Türkiye, takribî yüzyıldır iliklerine kadar işlemiş olan yamanma psikolojisinden bir türlü kurtulamamış, kazan-kazan ilkesi merkeze alınarak yürütülen bir denge politikası tesis edememiştir. Müşahhaslaştırırsak; Türkiye’nin güney sınırında çoktan teşekkül ettirilmiş olan PYD devletinin kuruluş aşamasında uygulanan politika buna örnektir. Kırmızıçizgi olarak addedilen birçok sınır aşılmış ve en son Suriye’nin kuzeyinde Amerikan güdümünde bir PYD devleti de facto olarak kurulmuştur. Bunun karşılığında ise Amerika’dan hiçbir şey alınamamış, içerideki tüm atıp tutmalara mukabil uluslararası sahada ses çıkarılamamıştır.
Hâlâ Kapsamlı İttifaklar Kurulamadı
Balkanlardan Uzak Doğu’ya, Kırım’dan Kuzey Afrika ve Hindistan’a, tüm İslâm coğrafyası Türkiye’nin tabiî hinterlandıdır. Bu bölgede Türkiye’nin yolunu gözleyen Müslüman milletine ve Türkiye’yi abi gözüyle gören devletlere mukabil ilişkiler hâlâ istenilen düzeye getirilememiştir; bütün bir dünyayı kalkındıracak zenginliğe sahip olan coğrafyada hâlâ kapsamlı ittifaklar kurulamamıştır. Türkiye’nin bölgedeki adımları “Şiilerle İran, Vehhabîlerle Suudî Arabistan ilgileniyor, biz de Ehl-i Sünnet çizgisinde olanları kapalım” mantığıyla yürümektedir. Hâlbuki ne İran’a, ne Arabistan’a bakılmadan Ehl-i Sünnet’in merkeze alınması gerekmektedir.
Türkiye, kendisini bugünkü güç dengesinin neresinde konumlandırmaktadır? Batı’nın yanaşması mıdır; güvenlik sebepleriyle bir o safta bir bu safta mıdır; yoksa iki milyarlık Müslüman âlemin hamisi olarak yeni bir güç merkezi midir? Bu sorunun cevabı hâlâ verilememiştir. Eğer yeni bir güç merkezi ve global çapta bir kuvvet iddiasında isek, devletin gizli bir ajandasının ve bu ajandaya nisbetle çalışmalar yürüten kadronun olması gerekir. Bugünkü vasatta böyle bir şeyin olmadığını anlamak pek de güç değil.

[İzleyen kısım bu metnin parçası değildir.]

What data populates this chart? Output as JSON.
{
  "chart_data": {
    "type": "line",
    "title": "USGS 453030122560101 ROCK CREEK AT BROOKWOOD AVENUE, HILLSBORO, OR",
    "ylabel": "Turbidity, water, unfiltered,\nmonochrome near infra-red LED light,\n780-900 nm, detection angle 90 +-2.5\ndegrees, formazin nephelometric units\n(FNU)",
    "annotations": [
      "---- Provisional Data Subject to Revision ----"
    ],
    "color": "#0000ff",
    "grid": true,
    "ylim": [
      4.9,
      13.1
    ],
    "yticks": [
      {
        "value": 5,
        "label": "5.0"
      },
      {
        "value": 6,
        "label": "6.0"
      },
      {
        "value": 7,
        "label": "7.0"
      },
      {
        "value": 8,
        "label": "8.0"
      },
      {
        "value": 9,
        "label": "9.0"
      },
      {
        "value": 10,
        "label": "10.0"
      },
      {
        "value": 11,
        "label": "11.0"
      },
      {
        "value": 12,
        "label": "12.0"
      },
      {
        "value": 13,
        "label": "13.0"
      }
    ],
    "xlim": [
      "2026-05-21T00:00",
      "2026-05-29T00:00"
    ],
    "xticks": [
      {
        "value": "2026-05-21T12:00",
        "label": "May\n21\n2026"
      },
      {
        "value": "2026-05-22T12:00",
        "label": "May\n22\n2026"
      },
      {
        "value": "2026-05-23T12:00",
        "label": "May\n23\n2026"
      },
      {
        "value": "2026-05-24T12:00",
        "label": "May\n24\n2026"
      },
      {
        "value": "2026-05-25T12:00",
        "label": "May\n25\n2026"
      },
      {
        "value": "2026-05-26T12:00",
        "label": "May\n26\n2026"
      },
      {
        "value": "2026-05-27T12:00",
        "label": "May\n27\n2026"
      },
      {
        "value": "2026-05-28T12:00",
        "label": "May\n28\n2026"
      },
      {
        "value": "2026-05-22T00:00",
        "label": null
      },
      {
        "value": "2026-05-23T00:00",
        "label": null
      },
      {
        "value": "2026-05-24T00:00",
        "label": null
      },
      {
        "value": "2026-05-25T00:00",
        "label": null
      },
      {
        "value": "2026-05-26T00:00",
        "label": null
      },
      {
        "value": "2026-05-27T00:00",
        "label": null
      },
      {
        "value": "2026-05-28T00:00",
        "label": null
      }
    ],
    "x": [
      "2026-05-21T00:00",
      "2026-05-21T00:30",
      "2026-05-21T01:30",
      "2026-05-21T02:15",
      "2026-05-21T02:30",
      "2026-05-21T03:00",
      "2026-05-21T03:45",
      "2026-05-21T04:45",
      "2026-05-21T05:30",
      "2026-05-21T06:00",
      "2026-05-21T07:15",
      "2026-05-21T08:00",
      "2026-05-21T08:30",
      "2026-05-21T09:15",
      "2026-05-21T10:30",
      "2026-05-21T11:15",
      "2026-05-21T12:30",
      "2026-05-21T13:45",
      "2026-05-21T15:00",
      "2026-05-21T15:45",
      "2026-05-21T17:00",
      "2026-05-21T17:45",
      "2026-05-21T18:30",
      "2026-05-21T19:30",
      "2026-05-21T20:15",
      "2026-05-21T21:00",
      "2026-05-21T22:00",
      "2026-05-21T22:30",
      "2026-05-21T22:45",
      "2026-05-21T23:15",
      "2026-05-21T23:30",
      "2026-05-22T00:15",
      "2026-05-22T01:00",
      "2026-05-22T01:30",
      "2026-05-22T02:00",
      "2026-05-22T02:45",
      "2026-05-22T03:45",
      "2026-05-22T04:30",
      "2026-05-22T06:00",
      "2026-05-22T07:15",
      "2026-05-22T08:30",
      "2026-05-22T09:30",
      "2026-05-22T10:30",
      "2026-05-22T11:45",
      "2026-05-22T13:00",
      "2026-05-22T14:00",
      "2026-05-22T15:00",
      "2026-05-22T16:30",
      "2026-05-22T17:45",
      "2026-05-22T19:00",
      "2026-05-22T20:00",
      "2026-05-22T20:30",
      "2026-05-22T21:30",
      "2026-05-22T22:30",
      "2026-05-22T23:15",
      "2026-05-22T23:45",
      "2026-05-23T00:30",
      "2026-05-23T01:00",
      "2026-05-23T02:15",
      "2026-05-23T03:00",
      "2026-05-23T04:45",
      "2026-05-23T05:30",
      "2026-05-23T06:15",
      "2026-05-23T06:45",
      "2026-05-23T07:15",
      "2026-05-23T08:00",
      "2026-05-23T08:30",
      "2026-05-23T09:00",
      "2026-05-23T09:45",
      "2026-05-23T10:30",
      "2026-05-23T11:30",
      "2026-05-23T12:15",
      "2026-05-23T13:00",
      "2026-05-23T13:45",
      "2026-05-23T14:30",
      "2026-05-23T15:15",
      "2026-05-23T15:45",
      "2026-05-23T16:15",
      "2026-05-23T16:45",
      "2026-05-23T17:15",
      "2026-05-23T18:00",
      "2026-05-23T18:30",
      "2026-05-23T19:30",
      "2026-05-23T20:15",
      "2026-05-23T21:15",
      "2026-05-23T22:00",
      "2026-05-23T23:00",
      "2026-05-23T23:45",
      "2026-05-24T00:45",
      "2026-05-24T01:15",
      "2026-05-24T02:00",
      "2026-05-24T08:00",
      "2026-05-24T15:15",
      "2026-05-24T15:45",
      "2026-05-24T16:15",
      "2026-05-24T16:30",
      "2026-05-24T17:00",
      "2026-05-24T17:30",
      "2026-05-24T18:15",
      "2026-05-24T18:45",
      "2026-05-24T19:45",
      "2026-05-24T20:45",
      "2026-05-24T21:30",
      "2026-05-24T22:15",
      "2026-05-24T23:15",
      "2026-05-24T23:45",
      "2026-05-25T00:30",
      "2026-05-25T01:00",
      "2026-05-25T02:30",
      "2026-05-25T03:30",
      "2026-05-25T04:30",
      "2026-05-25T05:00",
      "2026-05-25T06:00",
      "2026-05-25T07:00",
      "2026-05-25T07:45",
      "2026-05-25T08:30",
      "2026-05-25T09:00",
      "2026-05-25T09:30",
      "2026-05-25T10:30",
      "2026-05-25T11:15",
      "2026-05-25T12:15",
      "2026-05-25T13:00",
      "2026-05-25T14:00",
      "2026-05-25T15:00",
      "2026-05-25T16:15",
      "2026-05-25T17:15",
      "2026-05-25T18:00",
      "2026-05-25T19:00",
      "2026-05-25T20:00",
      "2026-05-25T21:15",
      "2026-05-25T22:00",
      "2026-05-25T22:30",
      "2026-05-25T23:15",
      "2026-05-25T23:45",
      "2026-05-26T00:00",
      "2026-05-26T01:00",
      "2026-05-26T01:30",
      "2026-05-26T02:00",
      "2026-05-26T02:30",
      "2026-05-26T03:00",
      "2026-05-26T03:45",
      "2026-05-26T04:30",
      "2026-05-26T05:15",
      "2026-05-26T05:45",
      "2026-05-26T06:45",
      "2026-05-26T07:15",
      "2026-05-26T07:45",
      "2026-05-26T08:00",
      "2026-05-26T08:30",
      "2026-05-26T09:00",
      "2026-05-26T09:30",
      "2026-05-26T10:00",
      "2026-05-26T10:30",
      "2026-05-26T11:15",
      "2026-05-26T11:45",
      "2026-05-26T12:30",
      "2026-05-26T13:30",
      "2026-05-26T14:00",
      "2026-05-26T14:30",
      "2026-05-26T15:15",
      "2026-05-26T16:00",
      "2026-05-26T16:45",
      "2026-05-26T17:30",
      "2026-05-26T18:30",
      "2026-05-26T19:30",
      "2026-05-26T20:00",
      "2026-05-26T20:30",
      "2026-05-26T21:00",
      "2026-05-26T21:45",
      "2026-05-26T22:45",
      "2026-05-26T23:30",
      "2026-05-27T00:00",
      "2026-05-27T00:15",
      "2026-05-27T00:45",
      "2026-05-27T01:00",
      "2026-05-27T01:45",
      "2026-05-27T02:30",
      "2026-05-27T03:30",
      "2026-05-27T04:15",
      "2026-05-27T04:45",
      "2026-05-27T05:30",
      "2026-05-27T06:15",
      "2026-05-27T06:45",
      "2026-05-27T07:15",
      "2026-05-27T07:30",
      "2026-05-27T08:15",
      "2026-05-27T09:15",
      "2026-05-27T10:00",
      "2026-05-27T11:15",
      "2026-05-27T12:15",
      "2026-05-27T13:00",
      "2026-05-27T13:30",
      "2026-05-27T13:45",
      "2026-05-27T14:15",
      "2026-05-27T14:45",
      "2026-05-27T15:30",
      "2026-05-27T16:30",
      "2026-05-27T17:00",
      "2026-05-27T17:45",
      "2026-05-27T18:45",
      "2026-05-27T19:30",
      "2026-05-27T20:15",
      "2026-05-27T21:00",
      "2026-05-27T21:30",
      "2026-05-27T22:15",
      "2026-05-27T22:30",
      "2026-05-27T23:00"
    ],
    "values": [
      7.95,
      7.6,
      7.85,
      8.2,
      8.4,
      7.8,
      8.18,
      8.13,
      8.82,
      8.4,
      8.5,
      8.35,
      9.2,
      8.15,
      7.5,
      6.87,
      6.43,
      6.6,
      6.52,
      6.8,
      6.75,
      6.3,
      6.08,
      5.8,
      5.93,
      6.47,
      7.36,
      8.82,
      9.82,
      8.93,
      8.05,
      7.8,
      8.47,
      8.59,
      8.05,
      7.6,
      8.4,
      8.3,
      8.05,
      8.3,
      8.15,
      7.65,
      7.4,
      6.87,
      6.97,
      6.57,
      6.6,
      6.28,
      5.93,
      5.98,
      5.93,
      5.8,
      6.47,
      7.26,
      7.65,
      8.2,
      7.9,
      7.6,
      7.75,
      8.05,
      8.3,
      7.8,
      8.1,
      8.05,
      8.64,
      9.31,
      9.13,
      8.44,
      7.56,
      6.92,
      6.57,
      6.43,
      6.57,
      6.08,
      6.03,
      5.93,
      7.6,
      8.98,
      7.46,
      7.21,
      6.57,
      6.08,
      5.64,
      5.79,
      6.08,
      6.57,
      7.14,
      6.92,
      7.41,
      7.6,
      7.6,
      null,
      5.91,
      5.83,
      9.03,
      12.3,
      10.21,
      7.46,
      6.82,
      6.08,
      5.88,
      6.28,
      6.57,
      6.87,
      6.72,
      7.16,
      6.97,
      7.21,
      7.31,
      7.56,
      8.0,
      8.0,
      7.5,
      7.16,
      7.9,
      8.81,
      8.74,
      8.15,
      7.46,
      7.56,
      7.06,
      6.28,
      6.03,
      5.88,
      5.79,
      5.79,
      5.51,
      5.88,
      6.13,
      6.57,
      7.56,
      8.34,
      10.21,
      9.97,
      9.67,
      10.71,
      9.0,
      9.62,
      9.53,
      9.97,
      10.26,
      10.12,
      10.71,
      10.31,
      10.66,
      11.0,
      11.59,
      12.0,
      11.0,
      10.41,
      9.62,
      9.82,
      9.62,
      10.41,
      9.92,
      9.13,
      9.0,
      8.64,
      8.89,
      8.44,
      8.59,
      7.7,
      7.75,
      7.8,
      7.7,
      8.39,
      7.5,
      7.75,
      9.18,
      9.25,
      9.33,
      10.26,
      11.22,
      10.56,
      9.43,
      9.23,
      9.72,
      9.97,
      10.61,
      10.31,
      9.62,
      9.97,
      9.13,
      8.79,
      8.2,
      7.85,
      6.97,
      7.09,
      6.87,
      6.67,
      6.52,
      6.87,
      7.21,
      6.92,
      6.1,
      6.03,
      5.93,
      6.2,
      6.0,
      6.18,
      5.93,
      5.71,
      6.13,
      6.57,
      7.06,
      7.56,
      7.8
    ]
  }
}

Türkiye’nin Diplomasi Kalitesizliği
Bölgede yaşanan birçok hâdisede, iktidar sahiplerinin bir takım fikirler beyan ettiğine, hatta daha ileri giderek diğer devletlerle ilişkileri gözden geçirdiğine şahitlik ettik. Suriye ve Mısır örneği önümüzde… Belki de Suriye’de savaşın bu kadar kızışmasının sebeplerinden biri Türkiye’nin diplomasi kalitesizliğidir. Mısır ile ilişkilerin tamamen kesilmesinin ceremesini ise hâlâ çekiyoruz. Tabiî ki Suriye’de, Mısır’da ne yaşanırsa yaşansın biz karışmayalım demiyoruz; zaten böyle bir şeyi söyleme lüksümüz de yok. Kastettiğimiz gerekli gücü ve diplomasi kalitesini yakalayıp yaşananların önüne geçebilmek…
Türkiye’nin 2010’lu yıllar itibariyle alındığı kıskaçta çember her geçen gün daralıyor. Bu kuşatmayı yarabilmesinin yolu da Türkiye’nin potansiyel gücünü dış politikada kullanabilmesinden geçiyor…
Bir Fikri Merkeze Almak Zaruri
Eğer ki bir devlet, global bir güç hâline gelmek istiyorsa, dünyanın kendi vatandaşlarının dışında kalan kısmına da bir şeyler vadetmek, bir şeyler vermek zorundadır. Misal vermek gerekirse, Osmanlı devleti bunu adalet ile sağlamış, gayrimüslimler dahî kendi mahkemeleri yerine Osmanlı mahkemelerine davalarının görülmesi için müracaat etmiştir. Dolayısıyla misyonumuzu yeniden icra edebilmek ve global bir güç olabilmek için lokomotif olarak bir fikri merkeze almamız zaruridir. Bugünkü şartlara baktığımızda ise ideal olana dâir herhangi bir çalışma yapılmadığını, buna karşılık indî gayelerin idealleştirildiğini görüyoruz. Hâl böyle iken sürekli tarihe atıf yaparak dünyaya yeniden nizam vermeye namzet olduğumuzu söylemekten de geri durmuyoruz.